Walking into the library after my lecture, hit the fifth floor, see a girl in tights using the printer and turning to leave. I stare at her for a while, not sure where I am focusing, when she gets closer I realise who she is, fuck, she is my ex-roommate, not as pretty as I remember her being, much more ordinary than my recollections but she was definitely her. She was wearing an angry scowl or possibly pouting, I rose my hand, made eye contact and twitched my mouth as if to say something, I couldn’t speak, I wanted to say “sorry” but the words just would not come. I felt embarrassed, I had shaved this morning but it was a rush job and I think a bit of facial hair makes me look better, my hair was also uncombed and scruffy looking, I was planning a haircut today.This is not about me, it is about her, I really want to know what she was thinking, can’t tell what her expression meant, initial thoughts were that it was anger, disgust, everything you would expect, though as the minutes passed I began to think it could possibly be a hidden smile, perhaps she thought my actions were cute? Perhaps she had gotten one over on me without my knowledge. Who knows, it is impossible to tell. Know that we have finally, certainly, seen each other since the incident, I feel as if my hand has been forced, I will send her an email message today, apologizing for my disgusting behaviour and if there is any way in which I can repent.
In the lecture at the start of the day I saw the other Polish girl, the one from my class talking to the lecturer, who also happens to be the course co-ordinator, or something like that, bit of worry, notice her glancing at me and later staring at me with suspicion, could she have possible seen those facebook messages outing me as her “stalker” and reported me? My concerns were heightened just now, I logged into my blog to write about my encounter with my ex-roommate, I had just returned my blog to public view last night and today I have had a gargantuan number of views, including hits from facebook, a large portion of those views are coming from facebook, I am envisioning a few scenarios, not liking any of them. One very nice thing I noted though were hits from Irish flags, must be the guy from /epl/ who said he enjoyed reading my blog, he was telling the truth! He must have been checking my page every day hoping for it to become public again.

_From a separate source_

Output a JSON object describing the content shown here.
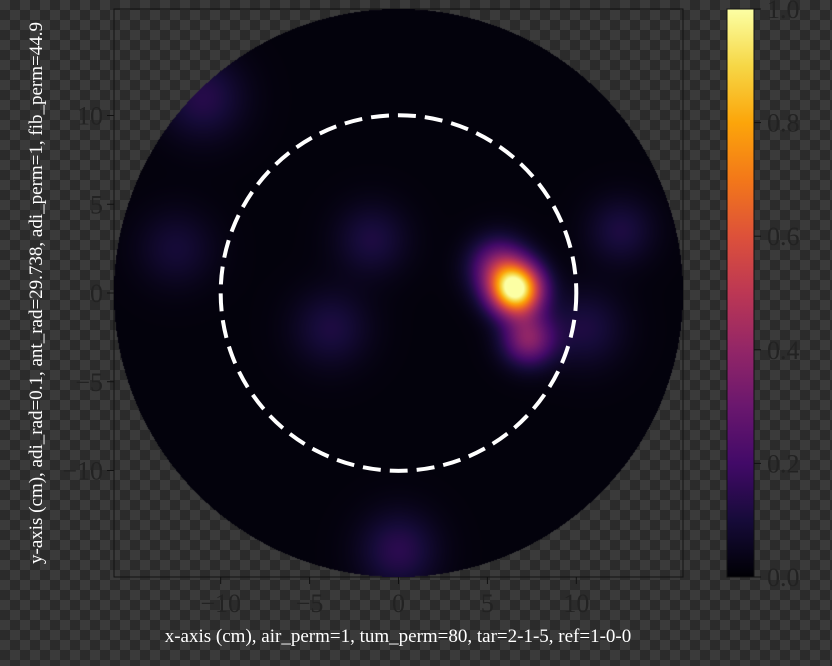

It’s only 11am, been writing since 10.30am, felt some interesting emotions, was shaking like a life after I saw her but now I am just excited that there have been some exciting developments in my day/life. I don’t even care if this all turns out badly for me, at least it is exciting, makes me feel like I am alive and not just going through the usual dull lethargic motions. These feelings can also be applied to other areas of my life, they should encourage me to do other activities that I am usually uncomfortable with, they should but they don’t.
Really cannot stress how plain she looked, this is some real psychological shit, I was always told that she was a 6/10 but I am only really seeing it for the first time now. It is obvious why I saw her as more (e.g. girl in engineering class).
Another huge surge in the number of hits later in the day, again a lot of them coming from facebook, really worried about this, makes no sense, I haven’t linked it anywhere today, other than the facebook “crowd” everyone checking it out must already have known of it’s existence, very worrying, who is reading this, where did they call come from? I think I am already fucked, going dark again won’t help me, should have stayed invisible.
Roommate brought he gf over, felt confident today, went out and got some water, didn’t look at them, probably felt so big because I have bigger problems to deal with right now. Still was not confident enough to make dinner while they were around.
Emailed her, sent to her uni inbox, said sorry, I really, truly, desperately am, would do anything to change things, think I have said that enough times, if not I have certainly felt it.
Semi committed to going to the student well-being counsellor again. I am very sceptical of their ability to help me, not looking forward to having to engage with him/her either.